What could he say? He was tired of trying to relate his hell experiences to people. Nina would probably understand, but Donavan ...
“Last night, God spoke to me. I'm supposed to minister to people that are on the street. The same streets I wanted to forget all about.” A smile of pride overtook his face as he looked at Nina. “But you didn't forget. No, you never let our past go or forgot that people are hurting on these streets. That's what your writing is all about.”
Nina's mouth hung open. “You've read my books? You never mentioned it.”
Laughing again, he told her, “Of course I read your books. Can't wait for the next one. And don't think I don't know that Johnson Smalls is me. Just be glad that I can't testify against my own wife.”
“Wife?” Donavan and Nina said in unison.
He looked to Donavan. “Shut up, boy. This is grown folk's business.” Turning his attention back to Nina he said, “You heard me.” He strutted over to her, took the spoon out of her hand and looked deep into her hazel eyes. “We were meant to be together, Nina. God put us together from the beginning. I need you, baby. Will you please marry me?”
She tried to speak. He put a finger over her lips.
“Now, when we first got together, we weren't saved, nor thinking about the Lord. I had tons of money and could give you anything you wanted. I don't have that kind of money anymore. And I don't know what the future holds. I can't give you guarantees of riches. But, I can guarantee you that my life, now and forever, is submitted to God.”
Tears creased her eyes. “It's never been about the money, Isaac. I—I ...”
He wiped her tears with his hands and covered her mouth with his lips. Lips that said, “I love you, girl. Can't make it without you.” And with her own lips, Nina responded.
“Oooh! Donavan yelled and pointed at his mother and father.
Nina broke away from Isaac's hold, picked up the spoon and stirred the grits. “Sit down, Isaac. Breakfast will be done in a minute.”
Isaac turned her back around to face him. “You didn't answer my question, Nina. Will you marry me?”
The tears that were only creasing her eyes seconds before were now rolling down her face. Nina shook her head. “I can't give you an answer right now, Isaac.” She wiped the tears from her face, then said, “Let me pray about it. I'll give you an answer, but I need to know if this is what God wants me to do.”
Isaac could understand that. They had been through a lot in the years that he had known her. Isaac was ashamed of a lot of the things he had done to Nina; especially the time he put his hands on her. He stepped away from Nina, not wanting to pressure her. He grabbed a biscuit out of the pan on the stove and took a bite. “This is enough for me. I've got somewhere to go this morning. I'll probably pick up something on my way.”
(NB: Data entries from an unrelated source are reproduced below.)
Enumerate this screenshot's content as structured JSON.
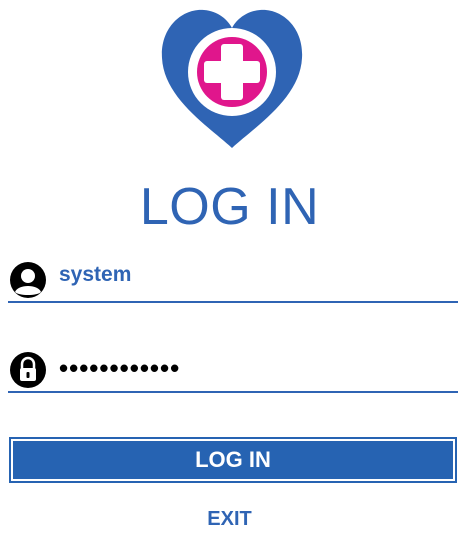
{
  "header": {
    "logo_icon": "heart-medical-cross-icon",
    "title": "LOG IN"
  },
  "form": {
    "username": {
      "icon": "user-icon",
      "value": "system"
    },
    "password": {
      "icon": "lock-icon",
      "masked_value": "••••••••••••"
    },
    "login_label": "LOG IN",
    "exit_label": "EXIT"
  },
  "colors": {
    "brand_blue": "#2f64b4",
    "button_blue": "#2663b2",
    "cross_pink": "#e0168c"
  }
}
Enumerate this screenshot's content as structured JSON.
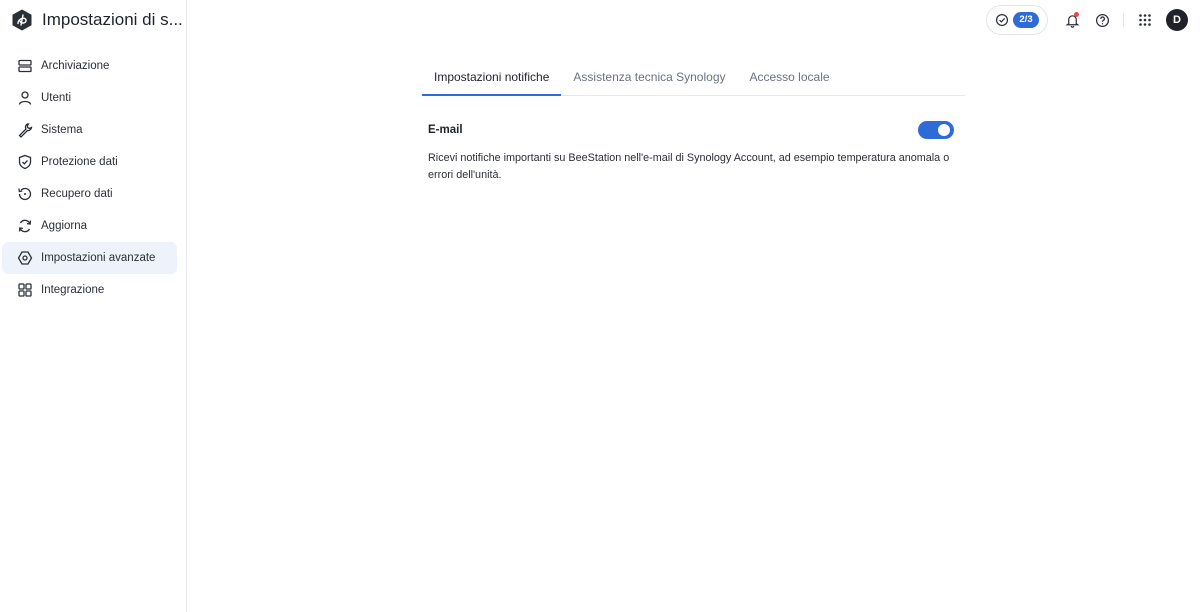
{
  "app": {
    "title": "Impostazioni di s...",
    "logo_icon": "beestation-logo-icon"
  },
  "sidebar": {
    "items": [
      {
        "label": "Archiviazione",
        "icon": "storage-icon"
      },
      {
        "label": "Utenti",
        "icon": "user-icon"
      },
      {
        "label": "Sistema",
        "icon": "wrench-icon"
      },
      {
        "label": "Protezione dati",
        "icon": "shield-check-icon"
      },
      {
        "label": "Recupero dati",
        "icon": "restore-icon"
      },
      {
        "label": "Aggiorna",
        "icon": "refresh-icon"
      },
      {
        "label": "Impostazioni avanzate",
        "icon": "hexagon-gear-icon",
        "active": true
      },
      {
        "label": "Integrazione",
        "icon": "grid-apps-icon"
      }
    ]
  },
  "topbar": {
    "tasks_badge": "2/3",
    "user_initial": "D"
  },
  "tabs": [
    {
      "label": "Impostazioni notifiche",
      "active": true
    },
    {
      "label": "Assistenza tecnica Synology",
      "active": false
    },
    {
      "label": "Accesso locale",
      "active": false
    }
  ],
  "email_setting": {
    "title": "E-mail",
    "enabled": true,
    "description": "Ricevi notifiche importanti su BeeStation nell'e-mail di Synology Account, ad esempio temperatura anomala o errori dell'unità."
  },
  "colors": {
    "accent": "#2f6bd8",
    "active_nav_bg": "#eef3fb",
    "notification_dot": "#e5484d"
  }
}
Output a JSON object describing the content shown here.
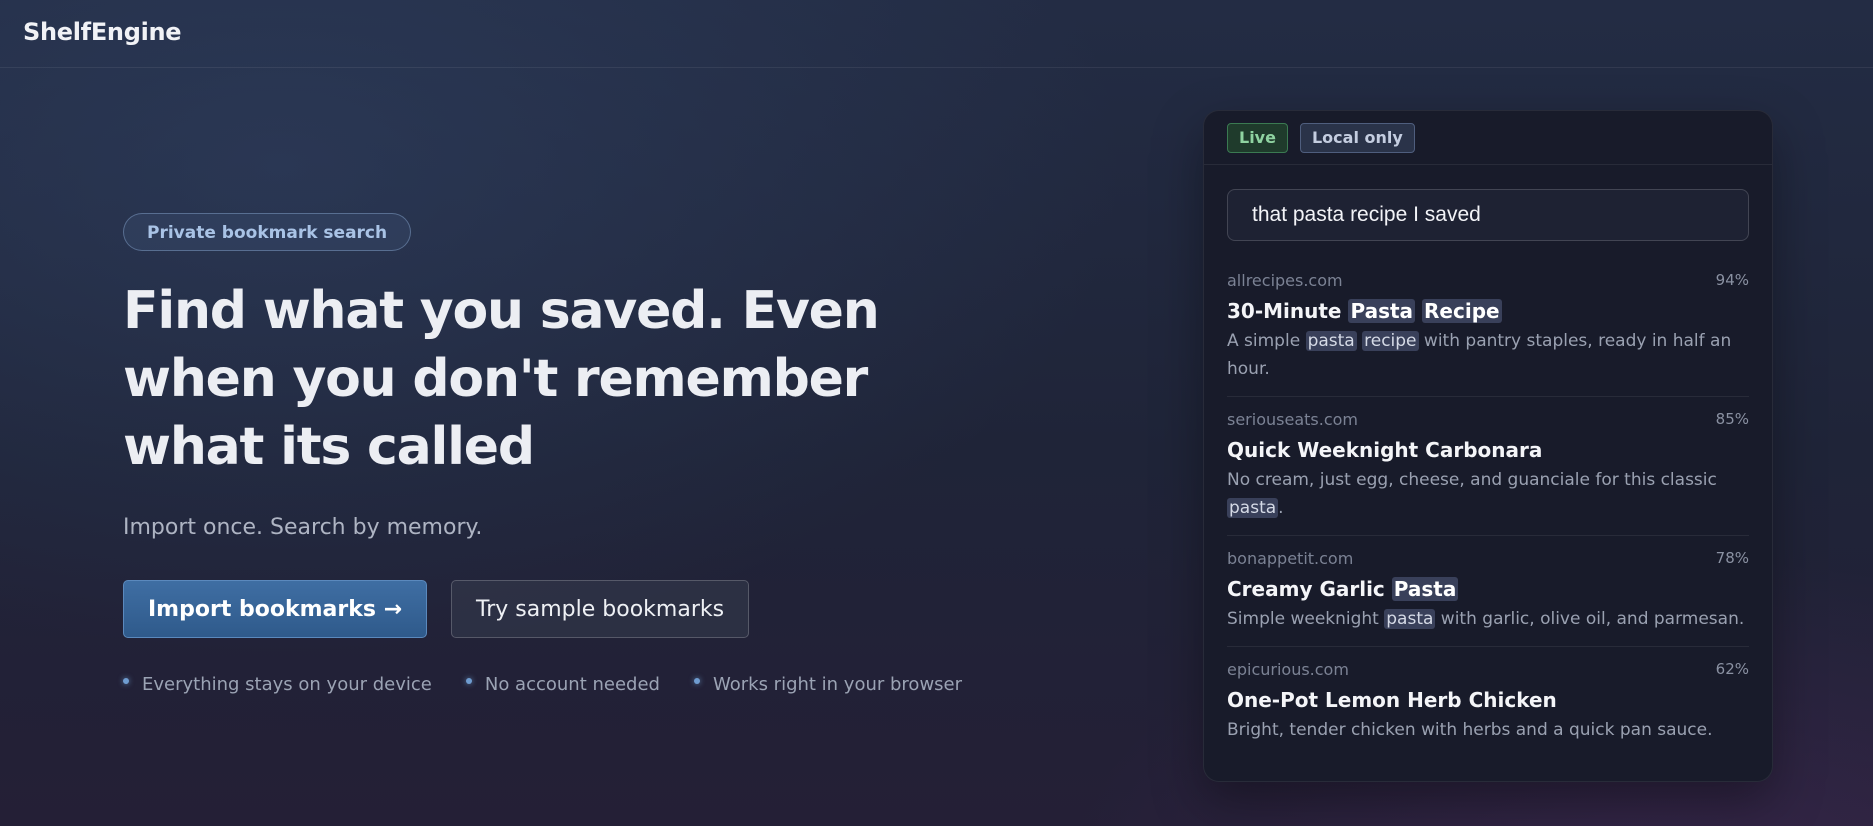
{
  "brand": "ShelfEngine",
  "hero": {
    "pill": "Private bookmark search",
    "headline": "Find what you saved. Even when you don't remember what its called",
    "subline": "Import once. Search by memory.",
    "primary_cta": "Import bookmarks →",
    "secondary_cta": "Try sample bookmarks",
    "features": [
      "Everything stays on your device",
      "No account needed",
      "Works right in your browser"
    ]
  },
  "demo": {
    "badges": {
      "live": "Live",
      "local": "Local only"
    },
    "search_value": "that pasta recipe I saved",
    "results": [
      {
        "domain": "allrecipes.com",
        "score": "94%",
        "title": [
          {
            "t": "30-Minute "
          },
          {
            "t": "Pasta",
            "hl": true
          },
          {
            "t": " "
          },
          {
            "t": "Recipe",
            "hl": true
          }
        ],
        "snippet": [
          {
            "t": "A simple "
          },
          {
            "t": "pasta",
            "hl": true
          },
          {
            "t": " "
          },
          {
            "t": "recipe",
            "hl": true
          },
          {
            "t": " with pantry staples, ready in half an hour."
          }
        ]
      },
      {
        "domain": "seriouseats.com",
        "score": "85%",
        "title": [
          {
            "t": "Quick Weeknight Carbonara"
          }
        ],
        "snippet": [
          {
            "t": "No cream, just egg, cheese, and guanciale for this classic "
          },
          {
            "t": "pasta",
            "hl": true
          },
          {
            "t": "."
          }
        ]
      },
      {
        "domain": "bonappetit.com",
        "score": "78%",
        "title": [
          {
            "t": "Creamy Garlic "
          },
          {
            "t": "Pasta",
            "hl": true
          }
        ],
        "snippet": [
          {
            "t": "Simple weeknight "
          },
          {
            "t": "pasta",
            "hl": true
          },
          {
            "t": " with garlic, olive oil, and parmesan."
          }
        ]
      },
      {
        "domain": "epicurious.com",
        "score": "62%",
        "title": [
          {
            "t": "One-Pot Lemon Herb Chicken"
          }
        ],
        "snippet": [
          {
            "t": "Bright, tender chicken with herbs and a quick pan sauce."
          }
        ]
      }
    ]
  }
}
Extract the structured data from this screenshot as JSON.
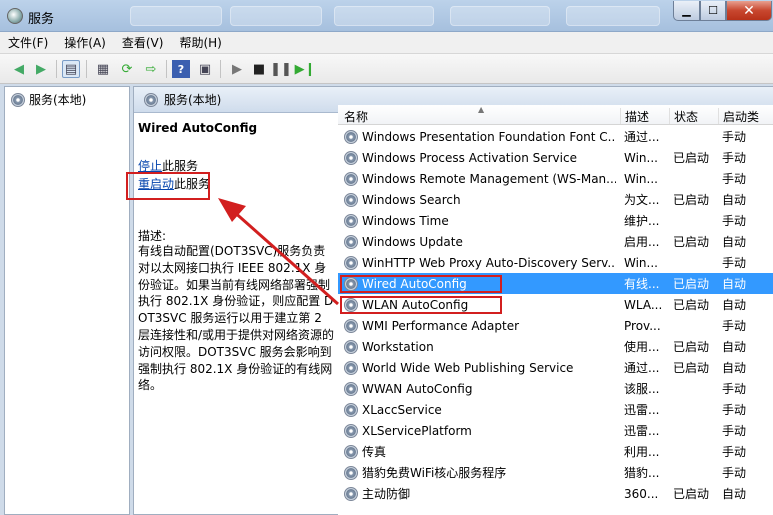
{
  "window": {
    "title": "服务",
    "controls": [
      "minimize",
      "maximize",
      "close"
    ]
  },
  "menu": [
    "文件(F)",
    "操作(A)",
    "查看(V)",
    "帮助(H)"
  ],
  "tree": {
    "item": "服务(本地)"
  },
  "header": {
    "title": "服务(本地)"
  },
  "selected_service": {
    "name": "Wired AutoConfig",
    "stop_link": "停止",
    "stop_suffix": "此服务",
    "restart_link": "重启动",
    "restart_suffix": "此服务",
    "desc_label": "描述:",
    "description": "有线自动配置(DOT3SVC)服务负责对以太网接口执行 IEEE 802.1X 身份验证。如果当前有线网络部署强制执行 802.1X 身份验证，则应配置 DOT3SVC 服务运行以用于建立第 2 层连接性和/或用于提供对网络资源的访问权限。DOT3SVC 服务会影响到强制执行 802.1X 身份验证的有线网络。"
  },
  "columns": [
    "名称",
    "描述",
    "状态",
    "启动类"
  ],
  "services": [
    {
      "name": "Windows Presentation Foundation Font C...",
      "desc": "通过...",
      "status": "",
      "start": "手动"
    },
    {
      "name": "Windows Process Activation Service",
      "desc": "Win...",
      "status": "已启动",
      "start": "手动"
    },
    {
      "name": "Windows Remote Management (WS-Man...",
      "desc": "Win...",
      "status": "",
      "start": "手动"
    },
    {
      "name": "Windows Search",
      "desc": "为文...",
      "status": "已启动",
      "start": "自动"
    },
    {
      "name": "Windows Time",
      "desc": "维护...",
      "status": "",
      "start": "手动"
    },
    {
      "name": "Windows Update",
      "desc": "启用...",
      "status": "已启动",
      "start": "自动"
    },
    {
      "name": "WinHTTP Web Proxy Auto-Discovery Serv...",
      "desc": "Win...",
      "status": "",
      "start": "手动"
    },
    {
      "name": "Wired AutoConfig",
      "desc": "有线...",
      "status": "已启动",
      "start": "自动"
    },
    {
      "name": "WLAN AutoConfig",
      "desc": "WLA...",
      "status": "已启动",
      "start": "自动"
    },
    {
      "name": "WMI Performance Adapter",
      "desc": "Prov...",
      "status": "",
      "start": "手动"
    },
    {
      "name": "Workstation",
      "desc": "使用...",
      "status": "已启动",
      "start": "自动"
    },
    {
      "name": "World Wide Web Publishing Service",
      "desc": "通过...",
      "status": "已启动",
      "start": "自动"
    },
    {
      "name": "WWAN AutoConfig",
      "desc": "该服...",
      "status": "",
      "start": "手动"
    },
    {
      "name": "XLaccService",
      "desc": "迅雷...",
      "status": "",
      "start": "手动"
    },
    {
      "name": "XLServicePlatform",
      "desc": "迅雷...",
      "status": "",
      "start": "手动"
    },
    {
      "name": "传真",
      "desc": "利用...",
      "status": "",
      "start": "手动"
    },
    {
      "name": "猎豹免费WiFi核心服务程序",
      "desc": "猎豹...",
      "status": "",
      "start": "手动"
    },
    {
      "name": "主动防御",
      "desc": "360...",
      "status": "已启动",
      "start": "自动"
    }
  ],
  "colors": {
    "selection": "#3399ff",
    "annotation": "#d21f1f",
    "link": "#0645ad"
  }
}
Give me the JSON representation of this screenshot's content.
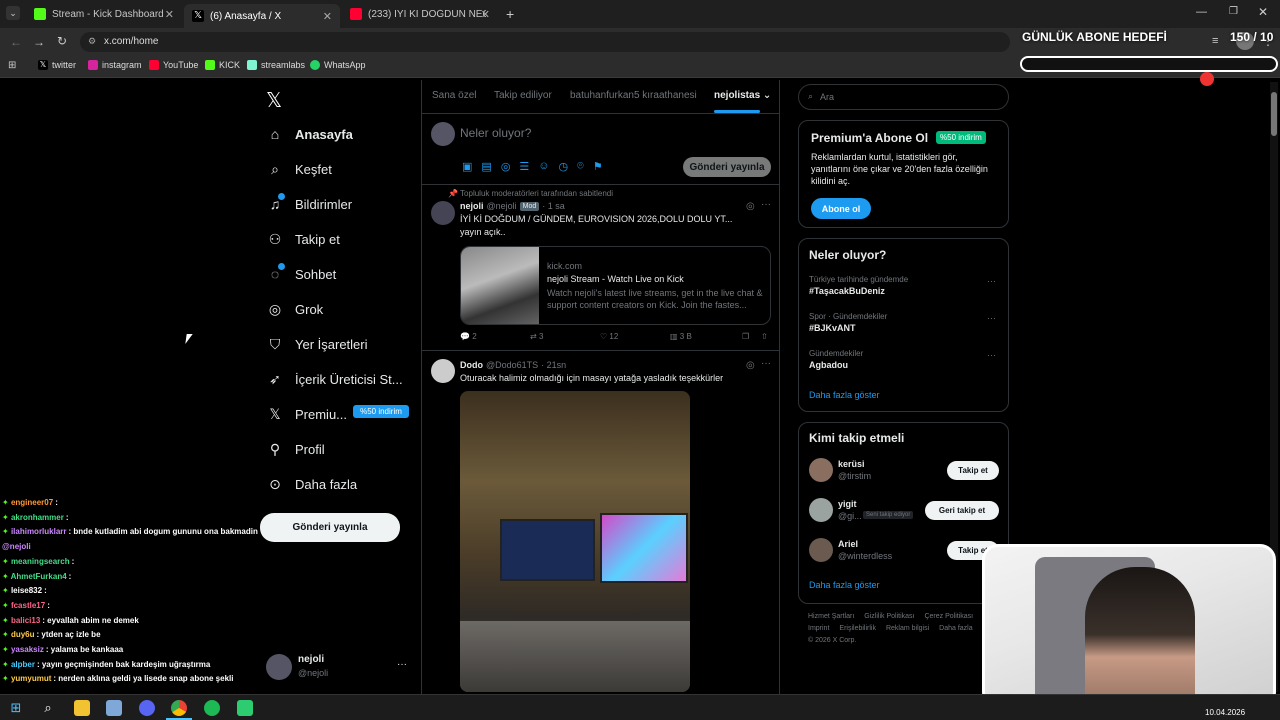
{
  "browser": {
    "tabs": [
      {
        "title": "Stream - Kick Dashboard",
        "icon": "kick-icon",
        "color": "#53fc18"
      },
      {
        "title": "(6) Anasayfa / X",
        "icon": "x-logo-icon",
        "color": "#ffffff"
      },
      {
        "title": "(233) İYİ Kİ DOĞDUN NECO! - Y",
        "icon": "youtube-icon",
        "color": "#ff0033"
      }
    ],
    "new_tab": "+",
    "url": "x.com/home",
    "bookmarks": [
      "twitter",
      "instagram",
      "YouTube",
      "KICK",
      "streamlabs",
      "WhatsApp"
    ]
  },
  "overlay": {
    "goal_title": "GÜNLÜK ABONE HEDEFİ",
    "goal_count": "150 / 10",
    "goal_progress": 0.0
  },
  "x_nav": {
    "items": [
      {
        "label": "Anasayfa",
        "icon": "home-icon"
      },
      {
        "label": "Keşfet",
        "icon": "search-icon"
      },
      {
        "label": "Bildirimler",
        "icon": "bell-icon"
      },
      {
        "label": "Takip et",
        "icon": "add-person-icon"
      },
      {
        "label": "Sohbet",
        "icon": "chat-icon"
      },
      {
        "label": "Grok",
        "icon": "grok-icon"
      },
      {
        "label": "Yer İşaretleri",
        "icon": "bookmark-icon"
      },
      {
        "label": "İçerik Üreticisi St...",
        "icon": "rocket-icon"
      },
      {
        "label": "Premiu...",
        "icon": "x-logo-icon"
      },
      {
        "label": "Profil",
        "icon": "person-icon"
      },
      {
        "label": "Daha fazla",
        "icon": "more-circle-icon"
      }
    ],
    "premium_badge": "%50 indirim",
    "post_button": "Gönderi yayınla",
    "account_name": "nejoli",
    "account_handle": "@nejoli",
    "account_more": "···"
  },
  "feed": {
    "tabs": [
      "Sana özel",
      "Takip ediliyor",
      "batuhanfurkan5 kıraathanesi",
      "nejolistas"
    ],
    "compose_placeholder": "Neler oluyor?",
    "compose_button": "Gönderi yayınla",
    "posts": [
      {
        "pinned": "Topluluk moderatörleri tarafından sabitlendi",
        "name": "nejoli",
        "handle": "@nejoli",
        "badge": "Mod",
        "time": "· 1 sa",
        "text1": "İYİ Kİ DOĞDUM / GÜNDEM, EUROVISION 2026,DOLU DOLU YT...",
        "text2": "yayın açık..",
        "card_domain": "kick.com",
        "card_title": "nejoli Stream - Watch Live on Kick",
        "card_desc": "Watch nejoli's latest live streams, get in the live chat & support content creators on Kick. Join the fastes...",
        "replies": "2",
        "reposts": "3",
        "likes": "12",
        "views": "3 B"
      },
      {
        "name": "Dodo",
        "handle": "@Dodo61TS",
        "time": "· 21sn",
        "text1": "Oturacak halimiz olmadığı için masayı yatağa yasladık teşekkürler"
      }
    ]
  },
  "right": {
    "search_placeholder": "Ara",
    "premium_title": "Premium'a Abone Ol",
    "premium_badge": "%50 indirim",
    "premium_text": "Reklamlardan kurtul, istatistikleri gör, yanıtlarını öne çıkar ve 20'den fazla özelliğin kilidini aç.",
    "premium_button": "Abone ol",
    "trends_title": "Neler oluyor?",
    "trends": [
      {
        "category": "Türkiye tarihinde gündemde",
        "name": "#TaşacakBuDeniz"
      },
      {
        "category": "Spor · Gündemdekiler",
        "name": "#BJKvANT"
      },
      {
        "category": "Gündemdekiler",
        "name": "Agbadou"
      }
    ],
    "show_more": "Daha fazla göster",
    "who_title": "Kimi takip etmeli",
    "who": [
      {
        "name": "kerüsi",
        "handle": "@tirstim",
        "button": "Takip et",
        "tag": ""
      },
      {
        "name": "yigit",
        "handle": "@gi...",
        "button": "Geri takip et",
        "tag": "Seni takip ediyor"
      },
      {
        "name": "Ariel",
        "handle": "@winterdless",
        "button": "Takip et",
        "tag": ""
      }
    ],
    "who_more": "Daha fazla göster",
    "footer1": [
      "Hizmet Şartları",
      "Gizlilik Politikası",
      "Çerez Politikası"
    ],
    "footer2": [
      "Imprint",
      "Erişilebilirlik",
      "Reklam bilgisi",
      "Daha fazla"
    ],
    "copyright": "© 2026 X Corp."
  },
  "chat": [
    {
      "user": "engineer07",
      "msg": ":",
      "color": "#ff9933"
    },
    {
      "user": "akronhammer",
      "msg": ":",
      "color": "#44dd88"
    },
    {
      "user": "ilahimorluklarr",
      "msg": ": bnde kutladim abi dogum gununu ona bakmadin",
      "color": "#cc88ff"
    },
    {
      "user": "@nejoli",
      "msg": "",
      "color": "#cc88ff"
    },
    {
      "user": "meaningsearch",
      "msg": ":",
      "color": "#44dd88"
    },
    {
      "user": "AhmetFurkan4",
      "msg": ":",
      "color": "#44dd88"
    },
    {
      "user": "leise832",
      "msg": ":",
      "color": "#ffffff"
    },
    {
      "user": "fcastle17",
      "msg": ":",
      "color": "#ff6688"
    },
    {
      "user": "balici13",
      "msg": ": eyvallah abim ne demek",
      "color": "#ff6688"
    },
    {
      "user": "duy6u",
      "msg": ": ytden aç izle be",
      "color": "#ffcc44"
    },
    {
      "user": "yasaksiz",
      "msg": ": yalama be kankaaa",
      "color": "#cc88ff"
    },
    {
      "user": "alpber",
      "msg": ": yayın geçmişinden bak kardeşim uğraştırma",
      "color": "#44ccff"
    },
    {
      "user": "yumyumut",
      "msg": ": nerden aklına geldi ya lisede snap abone şekli",
      "color": "#ffcc44"
    }
  ],
  "taskbar": {
    "date": "10.04.2026"
  }
}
She stopped stirring. “Where are you going?”
He smiled. She hadn't said “I do.” She hadn't actually accepted his proposal for that matter. But she was already wanting to know his comings and goings. He could have pointed this out to her, but decided to let it go. “I'm going to see Mickey this morning.”
Nina looked nervous. “Are you sure that's a good idea, Isaac?”
“I'm not sure about a whole lot of things right now, but I think I need to do this. I feel like this is the direction God is sending me in.”
“Just don't get yourself arrested before the wedding,” Donavan joked.
Isaac headed toward the door. “I'll be back this afternoon.”
Nina followed and caught up with him on the porch. “I—Isaac, I don't know if you were serious about what you said in there or not. But you do remember that ...” she looked down at her feet, “I can't have any more children.”
Isaac lifted her chin. Their eyes met. “I'm only going to say this once, Nina. Charles is a fool. He kissed her soft moist lips. “See you when I get back.”